Today I have watched more Firefly, read, and gone to Hockman's with Heidi and Leandra, where Leandra got a free chocolate for being ridiculously adorable and grinning her little seven-toothed grin. It's been softly rainy most of this day, too, what Mum called "Seattle rain", my favourite sort of October weather -- it makes one want to be cosy, but also to be outside, and alive. The streets finally smell absolutely of autumn -- wet leaves and far-away woodsmoke and rain and things decaying quietly and willingly, and that undefinable autumnery that must be its very own scent, independent of all material causes. I took a little barefoot not-on-purpose walk down the sidewalk a bit, loving the trees, and in the luxury of dusk stood on the ledge overlooking the road in all the wet. Our house is on a hill, but the hill is only a hill from the back, where it drops steeply down to a patch of grass and the road that feeds into the main through-town one. There's a long sort of curb of wood keeping the yard a little safer, and some odd, thin trees jumbled up together. I love standing on the ledge and just watching things. Mostly cars, but the park is just a little ways from the other side of the road, and the Medicine Shoppe is exactly across, so often there is someone walking by.
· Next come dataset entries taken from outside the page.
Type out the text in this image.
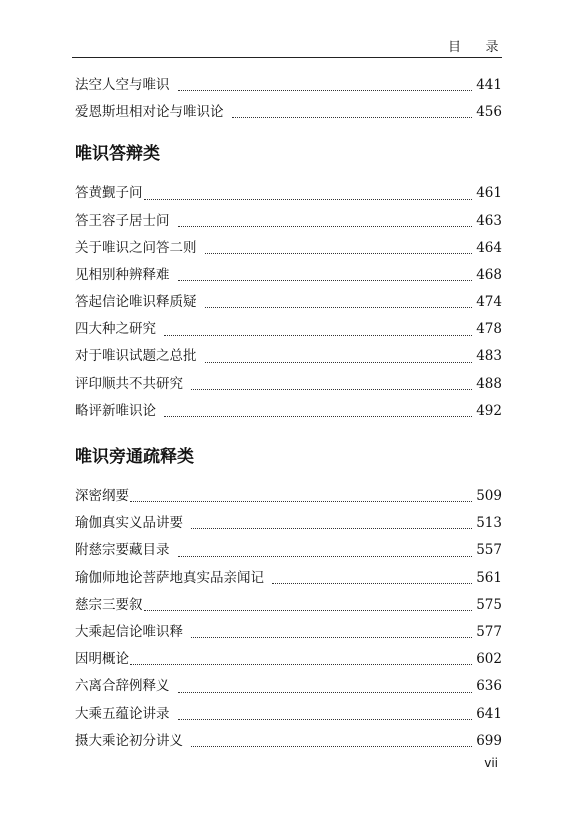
目 录
法空人空与唯识	441
爱恩斯坦相对论与唯识论	456
唯识答辩类
答黄觐子问	461
答王容子居士问	463
关于唯识之问答二则	464
见相别种辨释难	468
答起信论唯识释质疑	474
四大种之研究	478
对于唯识试题之总批	483
评印顺共不共研究	488
略评新唯识论	492
唯识旁通疏释类
深密纲要	509
瑜伽真实义品讲要	513
附慈宗要藏目录	557
瑜伽师地论菩萨地真实品亲闻记	561
慈宗三要叙	575
大乘起信论唯识释	577
因明概论	602
六离合辞例释义	636
大乘五蕴论讲录	641
摄大乘论初分讲义	699
vii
We have been making our home more homey by getting all of the decorations out of boxes and putting them on walls where they belong. The living room is almost finished; the bedrooms are pretty well set also. I indeed take pictures when things are more in order and there are fewer boxes everywhere. My bedroom needs more posters -- I will buy them with my paycheck!! -- and I am thinking of copying
lady_moriel and making a collage for my door. I spent a few hours today listening to Lisa Hannigan and NPR, and pulling everything from where it was crammed into my dresser drawers, sorting it out, folding it, and putting it back in, except I hung a lot of things in the Main Clothing Closet (Jonathan was right; I do need to name my four closets), so there is much more room now, and everything is considerably more organised, and my bedroom feels a little bit more settled.
Also I cut myself shaving -- BAH, I HATE RAZORS -- and knocked a shadowbox off the wall, shattering glass everywhere, one bit of which I stepped on. The cut was small, but there was an inconvenient amount of blood. One of these days I will grow out of this?